Rebeca é filha de Ricardo, primeiro marido de Rosa, com quem teve cinco filhos. Do segundo casamento, são mais três. "A Rebeca é a quinta, dos oito. Sempre ouviu os mais velhos e mostrou responsabilidade, determinação."

São seis homens e duas mulheres, entre 32 anos e 14, e todos esportistas. Os três mais novos também estão na ginástica: Yago, de 18; Henrique, de 16, e Igor, de 14. No momento, parados, esperando o retorno aos treinos, que dependem da prefeitura de Guarulhos para sua continuidade.

Jonne Roriz/COB

"Eu me conectei comigo mesma"

"Não são somente as do joelho, né? Tenho uma em cada pé, fiz outras cirurgias para retirar fibroses do joelho. Fazer tudo isso tão jovem é complicado. As pessoas te moldam e te mudam. Eu tive acompanhamento psicológico desde os 13 anos de idade, e do ano passado pra cá coloquei em prática o fato de não ficar nervosa, de manter o controle, de fazer na competição tudo o que eu realizava no treino. Passei por um processo de me conhecer melhor.

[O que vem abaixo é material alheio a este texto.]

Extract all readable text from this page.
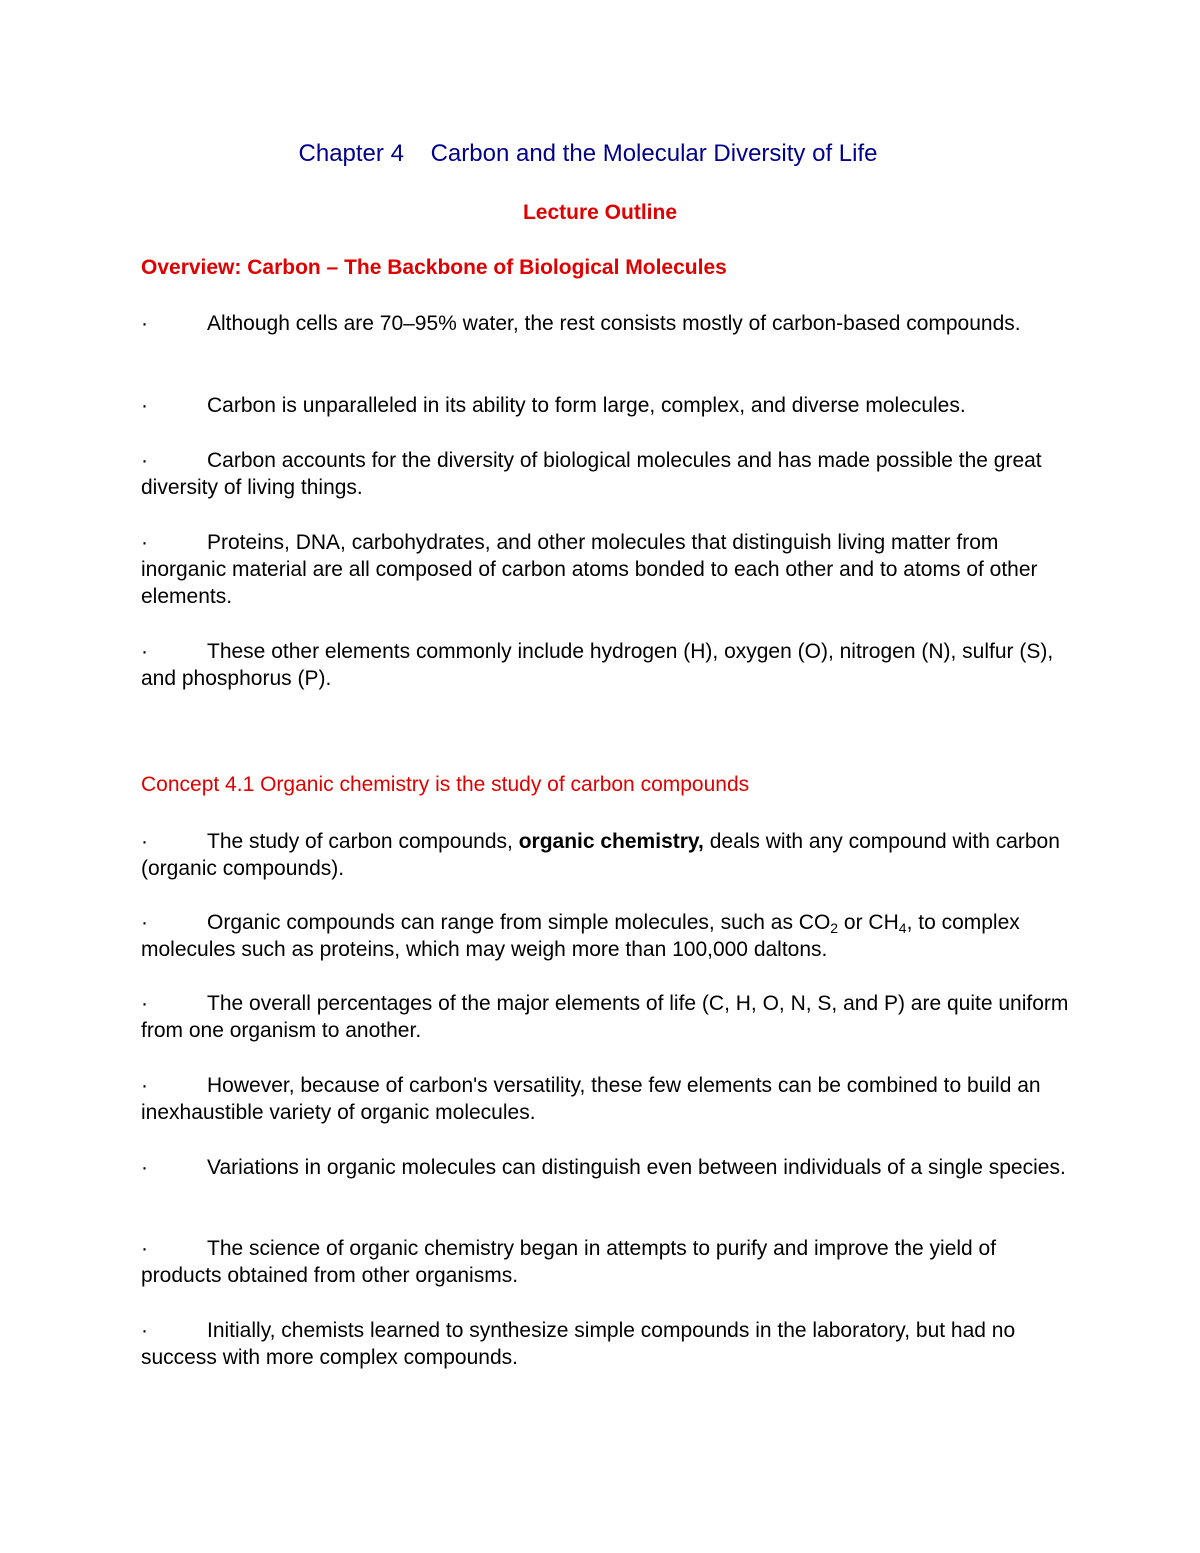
Chapter 4    Carbon and the Molecular Diversity of Life
Lecture Outline
Overview: Carbon – The Backbone of Biological Molecules

·	Although cells are 70–95% water, the rest consists mostly of carbon-based compounds.

·	Carbon is unparalleled in its ability to form large, complex, and diverse molecules.

·	Carbon accounts for the diversity of biological molecules and has made possible the great diversity of living things.

·	Proteins, DNA, carbohydrates, and other molecules that distinguish living matter from inorganic material are all composed of carbon atoms bonded to each other and to atoms of other elements.

·	These other elements commonly include hydrogen (H), oxygen (O), nitrogen (N), sulfur (S), and phosphorus (P).

Concept 4.1 Organic chemistry is the study of carbon compounds

·	The study of carbon compounds, organic chemistry, deals with any compound with carbon (organic compounds).

·	Organic compounds can range from simple molecules, such as $CO_2$ or $CH_4$, to complex molecules such as proteins, which may weigh more than 100,000 daltons.

·	The overall percentages of the major elements of life (C, H, O, N, S, and P) are quite uniform from one organism to another.

·	However, because of carbon's versatility, these few elements can be combined to build an inexhaustible variety of organic molecules.

·	Variations in organic molecules can distinguish even between individuals of a single species.

·	The science of organic chemistry began in attempts to purify and improve the yield of products obtained from other organisms.

·	Initially, chemists learned to synthesize simple compounds in the laboratory, but had no success with more complex compounds.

A pandemia foi incrível para mim, tanto para a recuperação do meu joelho quanto para meu psicológico. Aprendi a me enxergar e a me conhecer melhor, a saber o que eu precisava, a perceber o que era bom e ruim. Eu me conectei comigo mesma."

A escolha do Baile de Favela

Ao ser questionada sobre que música escolheria para representar a medalha de prata, Rebeca Andrade apontou uma canção evangélica. Sabor de Mel, da cantora Damares, fala de volta por cima, de ser alguém especial mesmo quando tudo parece dar errado. Uma hora, vai dar certo.

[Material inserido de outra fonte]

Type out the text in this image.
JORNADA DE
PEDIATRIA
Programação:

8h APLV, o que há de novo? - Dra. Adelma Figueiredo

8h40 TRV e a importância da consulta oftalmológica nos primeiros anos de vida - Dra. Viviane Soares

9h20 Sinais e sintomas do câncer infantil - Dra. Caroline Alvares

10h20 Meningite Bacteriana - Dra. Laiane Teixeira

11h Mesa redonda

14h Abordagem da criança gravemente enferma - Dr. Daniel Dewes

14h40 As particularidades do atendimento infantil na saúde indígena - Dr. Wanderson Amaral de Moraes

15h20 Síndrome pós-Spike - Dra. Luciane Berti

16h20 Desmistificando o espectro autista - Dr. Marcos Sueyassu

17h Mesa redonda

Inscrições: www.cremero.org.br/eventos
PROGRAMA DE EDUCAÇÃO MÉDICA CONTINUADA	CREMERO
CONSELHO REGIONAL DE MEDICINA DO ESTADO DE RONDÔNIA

Você é um escolhido; E a tua história não acaba aqui; Você pode estar chorando agora; Mas amanhã você irá sorrir."

Para Rebeca, depois de três cirurgias no joelho, soava biográfica. "Sou muito grata a Deus. Se não fosse pela fé e meu lado espiritual, não estaria aqui hoje. Eu não queria mais continuar, mas muitas pessoas falavam para eu não parar. Voltei melhor todas as vezes em que tive que parar. Estou muito grata. Essa medalha tem sabor de mel", afirmou.

A escolha musical tem a cara do Brasil. Porque, na mesma entrevista que citou uma música evangélica, Rebeca comentou a música escolhida por um coreógrafo para embalar a sua apresentação de solo e disse que se identifica com o funk.

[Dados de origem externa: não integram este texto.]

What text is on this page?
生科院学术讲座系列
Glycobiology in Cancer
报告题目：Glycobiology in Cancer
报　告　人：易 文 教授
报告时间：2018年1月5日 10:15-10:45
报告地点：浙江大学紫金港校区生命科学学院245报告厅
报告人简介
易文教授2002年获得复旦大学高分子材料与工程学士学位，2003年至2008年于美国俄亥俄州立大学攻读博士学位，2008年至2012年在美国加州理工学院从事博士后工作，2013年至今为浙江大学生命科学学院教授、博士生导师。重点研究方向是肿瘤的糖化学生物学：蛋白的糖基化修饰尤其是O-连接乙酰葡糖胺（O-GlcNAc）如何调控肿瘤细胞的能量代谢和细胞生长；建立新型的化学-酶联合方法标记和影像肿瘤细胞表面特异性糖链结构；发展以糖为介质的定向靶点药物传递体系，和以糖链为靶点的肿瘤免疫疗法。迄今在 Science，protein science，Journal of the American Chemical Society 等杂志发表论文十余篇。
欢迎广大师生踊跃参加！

"O funk é um dos estilos mais escutados, é cultura brasileira. Eu adoro funk, as batidas são demais! Fico feliz em saber que todo mundo gostou e que deu repercussão. Está sendo incrível. Sou preta, e quero representar todas as cores. Os pretos, brancos, todas elas. As pessoas querem ser você, serem parecidas com você. Eu acredito que eu tenha feito isso, trazendo essa música (Baile de Favela) para cá."